La folie a besoin de se renouveler pour se répéter, la contre-folie au contraire est immuable.

La folie n'aime pas l'Histoire et les dictionnaires, c'est à dire tout ce qui pourrait gêner sa monomanie. Vous lui faites le coup des morts, par milliers, ça la fait tourner comme une toupie sur elle-même. Elle a une haine infinie des mots, des noms, des dates, des portraits, avec des arguments parfois péremptoires comme l'ignorance elle-même. Testez, vérifiez. La folie se prend pour Dieu, elle sait tout, elle connaît tout, d'emblée. Elle n'a aucune curiosité sauf sexuelle où malsaine. Les civilisations sont à ses pieds. Pour elle il n'y a qu'une seule vérité, la sienne.

Et plus loin, citant un de ses maîtres, grand virtuose de contre-folie :

Quoi qu'il en soit, la présence médiumnique de Saint-Simon se fait sentir dans bien des formules.

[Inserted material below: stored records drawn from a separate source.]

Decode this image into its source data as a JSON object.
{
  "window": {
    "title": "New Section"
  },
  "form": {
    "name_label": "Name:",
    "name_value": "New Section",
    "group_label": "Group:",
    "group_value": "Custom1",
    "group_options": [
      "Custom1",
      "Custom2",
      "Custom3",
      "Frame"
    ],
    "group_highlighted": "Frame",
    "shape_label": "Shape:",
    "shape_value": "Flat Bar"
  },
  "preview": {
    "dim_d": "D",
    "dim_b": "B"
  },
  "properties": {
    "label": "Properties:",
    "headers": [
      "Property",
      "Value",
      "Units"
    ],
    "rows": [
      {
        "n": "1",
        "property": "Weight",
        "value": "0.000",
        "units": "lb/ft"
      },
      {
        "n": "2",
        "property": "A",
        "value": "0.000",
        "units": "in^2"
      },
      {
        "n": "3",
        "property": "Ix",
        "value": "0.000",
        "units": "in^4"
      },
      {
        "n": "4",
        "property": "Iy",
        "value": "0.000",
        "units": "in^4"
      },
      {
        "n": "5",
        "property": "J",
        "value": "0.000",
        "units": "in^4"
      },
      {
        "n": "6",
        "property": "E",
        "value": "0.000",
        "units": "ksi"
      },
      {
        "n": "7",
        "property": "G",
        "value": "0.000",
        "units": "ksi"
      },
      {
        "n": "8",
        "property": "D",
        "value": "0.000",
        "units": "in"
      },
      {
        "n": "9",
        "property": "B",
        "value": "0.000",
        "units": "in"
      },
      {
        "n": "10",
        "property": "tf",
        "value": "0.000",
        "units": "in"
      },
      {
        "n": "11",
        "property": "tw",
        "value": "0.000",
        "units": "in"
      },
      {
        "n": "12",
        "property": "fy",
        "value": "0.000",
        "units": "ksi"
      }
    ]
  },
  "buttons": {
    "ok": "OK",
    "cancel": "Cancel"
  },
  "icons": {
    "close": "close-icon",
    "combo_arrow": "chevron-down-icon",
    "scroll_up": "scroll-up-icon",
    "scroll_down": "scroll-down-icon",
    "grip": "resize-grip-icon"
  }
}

Voici, presque au hasard :

"Les gémissements poétiques de ce siècle ne sont que des sophismes."

Ou:

"Les premiers principes doivent être hors de discussion."

Sans parler de :

"Le génie garantit les facultés du cœur".

Et de :

"Les grandes pensées viennent de la raison."



Pour 2016, souhaitons-nous une contre-folie, les vœux de bonheur devraient nous faire froid dans le dos en ce moment.